Triplo salto. Em câmara lenta, parece que nunca vai cair. Nas fotografias, nunca vai cair. Em direto, é demasiado rápido. A corrida numa pista estreita, marcada no chão, o pé que não pode ultrapassar o risco, o primeiro salto, o segundo salto e o terceiro, ai, ai, estica-se todo e cai na areia. Talvez o triplo salto seja uma metáfora da vida. Quando se presta atenção, quase tudo pode ser uma metáfora da vida. (Mas está espetada no braço? E qual o tamanho da lâmina? Sim, mais ou menos.) E a tarde aproxima-se de terminar. Na garagem, o Fernando mostra-me e explica-me tudo o que vai numa ambulância, arrumado em gavetas e malas. A grande maioria dos objetos existem em tamanho adulto e infantil. E, de repente, sempre de repente, vamos embora. As pessoas que caminham nos passeios param-se a olhar para a sirene. À frente, os carros desarrumam-se na estrada. A Xana sabe qual é o número da porta. Sobem e vou atrás deles. Está uma senhora caída nas escadas. Fala, mas não abre os olhos. Bateu com a cabeça. Enquanto a colocam no plano duro e a imobilizam, eu e os vizinhos continuamos de pé, a olhar. Não sabemos fazer nada. Uma vizinha diz que o problema é a água de regar as plantas. Os degraus ficam molhados e as pessoas escorregam. Os degraus são de mármore. No caminho para o Hospital de S. José, a Xana faz festas com as pontas dos dedos nos cabelos da senhora, fala para ela. (Emergência médica, boa-noite.) Quando a noite chegou à garagem das ambulâncias, podia-se respirar. Afinal, era Agosto. Quase no centro e, no entanto, a cidade parecia distante. Em Pequim, com as diferenças horárias, era tempo de descansar. Em Lisboa, meia hora depois, a ambulância passava entre as esplanadas das Portas de Santo Antão, as pessoas que caminhavam na rua afastavam-se, os seus rostos eram iluminados pelo azul intermitente da sirene.
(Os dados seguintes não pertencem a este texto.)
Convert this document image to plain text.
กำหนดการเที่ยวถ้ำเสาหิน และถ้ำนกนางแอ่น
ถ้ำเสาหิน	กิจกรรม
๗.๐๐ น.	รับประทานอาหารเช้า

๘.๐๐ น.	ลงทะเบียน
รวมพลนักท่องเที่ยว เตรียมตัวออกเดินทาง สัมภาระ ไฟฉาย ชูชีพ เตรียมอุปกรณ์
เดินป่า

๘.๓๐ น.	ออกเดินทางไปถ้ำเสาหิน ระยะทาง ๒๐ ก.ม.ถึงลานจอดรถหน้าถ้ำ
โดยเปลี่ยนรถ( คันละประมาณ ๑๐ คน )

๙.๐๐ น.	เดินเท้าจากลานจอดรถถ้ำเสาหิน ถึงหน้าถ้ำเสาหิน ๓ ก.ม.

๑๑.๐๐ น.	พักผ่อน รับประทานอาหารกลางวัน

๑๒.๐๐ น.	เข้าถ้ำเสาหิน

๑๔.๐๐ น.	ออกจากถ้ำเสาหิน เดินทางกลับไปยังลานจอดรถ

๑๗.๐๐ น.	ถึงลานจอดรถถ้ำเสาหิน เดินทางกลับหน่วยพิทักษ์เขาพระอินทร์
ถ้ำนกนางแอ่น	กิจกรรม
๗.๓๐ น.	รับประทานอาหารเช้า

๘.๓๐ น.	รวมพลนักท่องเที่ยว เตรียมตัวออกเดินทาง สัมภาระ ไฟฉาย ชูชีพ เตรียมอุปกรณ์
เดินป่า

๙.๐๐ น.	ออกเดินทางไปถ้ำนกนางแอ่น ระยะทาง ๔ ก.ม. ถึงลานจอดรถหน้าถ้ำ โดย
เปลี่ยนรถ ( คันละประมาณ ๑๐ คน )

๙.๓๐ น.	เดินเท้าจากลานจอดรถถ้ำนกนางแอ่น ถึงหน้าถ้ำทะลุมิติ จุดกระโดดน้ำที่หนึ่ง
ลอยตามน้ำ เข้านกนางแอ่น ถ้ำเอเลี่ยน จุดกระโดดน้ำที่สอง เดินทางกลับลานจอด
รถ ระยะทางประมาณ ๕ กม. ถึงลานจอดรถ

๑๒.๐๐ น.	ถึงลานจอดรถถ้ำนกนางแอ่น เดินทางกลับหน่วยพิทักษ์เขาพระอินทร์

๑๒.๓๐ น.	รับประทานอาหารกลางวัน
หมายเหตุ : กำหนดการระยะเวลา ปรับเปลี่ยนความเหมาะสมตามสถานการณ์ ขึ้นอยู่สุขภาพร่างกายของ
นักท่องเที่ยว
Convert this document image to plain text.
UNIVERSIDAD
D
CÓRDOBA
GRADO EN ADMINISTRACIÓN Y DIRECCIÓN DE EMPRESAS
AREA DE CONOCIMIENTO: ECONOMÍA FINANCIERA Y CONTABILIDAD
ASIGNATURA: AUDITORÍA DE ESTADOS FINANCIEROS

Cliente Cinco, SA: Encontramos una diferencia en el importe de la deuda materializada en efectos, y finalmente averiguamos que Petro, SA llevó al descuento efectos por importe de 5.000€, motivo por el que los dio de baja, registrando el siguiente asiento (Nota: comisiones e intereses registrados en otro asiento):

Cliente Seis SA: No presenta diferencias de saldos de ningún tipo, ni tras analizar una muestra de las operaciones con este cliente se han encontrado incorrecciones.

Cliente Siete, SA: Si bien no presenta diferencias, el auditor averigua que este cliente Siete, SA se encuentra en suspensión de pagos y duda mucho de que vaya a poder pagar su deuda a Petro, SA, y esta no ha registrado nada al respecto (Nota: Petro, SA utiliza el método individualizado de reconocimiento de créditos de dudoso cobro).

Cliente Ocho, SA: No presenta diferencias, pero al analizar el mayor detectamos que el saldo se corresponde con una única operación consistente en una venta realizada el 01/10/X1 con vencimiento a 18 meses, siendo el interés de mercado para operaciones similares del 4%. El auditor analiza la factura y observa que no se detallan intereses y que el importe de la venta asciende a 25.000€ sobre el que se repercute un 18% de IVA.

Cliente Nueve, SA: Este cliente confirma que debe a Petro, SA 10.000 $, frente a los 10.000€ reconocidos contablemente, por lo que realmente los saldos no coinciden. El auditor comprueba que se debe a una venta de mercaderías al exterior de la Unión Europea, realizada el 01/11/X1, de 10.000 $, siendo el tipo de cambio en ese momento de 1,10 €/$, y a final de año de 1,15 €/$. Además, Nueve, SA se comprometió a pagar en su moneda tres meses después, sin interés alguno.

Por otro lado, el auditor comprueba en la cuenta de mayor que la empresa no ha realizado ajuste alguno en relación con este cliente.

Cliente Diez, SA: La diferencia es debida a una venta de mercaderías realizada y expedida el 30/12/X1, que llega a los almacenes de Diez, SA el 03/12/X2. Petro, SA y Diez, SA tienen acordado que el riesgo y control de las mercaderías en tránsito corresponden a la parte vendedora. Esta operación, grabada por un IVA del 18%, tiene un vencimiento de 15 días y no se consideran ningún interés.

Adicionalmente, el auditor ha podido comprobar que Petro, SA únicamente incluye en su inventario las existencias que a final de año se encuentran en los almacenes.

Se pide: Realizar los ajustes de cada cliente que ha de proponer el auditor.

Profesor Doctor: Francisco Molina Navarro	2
Na manhã seguinte, VMER significava viatura médica de emergência e reanimação. Estava estacionada ao lado da Avenida de Roma. O desfibrilhador é um aparelho que impressiona. É uma espécie de arma ao contrário. Enquanto que uma serve para matar, o outro serve para ressuscitar. Talvez por isso, por ser bastante mais fácil matar do que ressuscitar, um desfibrilhador é um aparelho que impressiona muito mais do que uma arma. Foi o doutor Álvaro que mo mostrou antes de almoçarmos. O doutor Álvaro é do Sporting. Não cheguei a dizer-lhe que sou do Benfica. Melhor assim. Durante o almoço, assistimos à cerimónia da entrega da medalha ao atleta Nelson Évora. Enquanto soou o hino, não saíram cafés. Depois, a VMER, conduzida pelo enfermeiro Luís, passa entre os carros como um tiro. Naquele início de tarde, demorou minutos até chegar a uma senhora que tinha tomado 80 comprimidos na véspera e que tinha acabado de ser encontrada.
Acidente/Trauma/Agressão. Agora, eles estão lá, estão sempre lá. O Tiago, o Fernando, a Xana, o doutor Álvaro, o enfermeiro Luís e muitos outros que também têm um nome. E, sim, a medalha de ouro é merecida.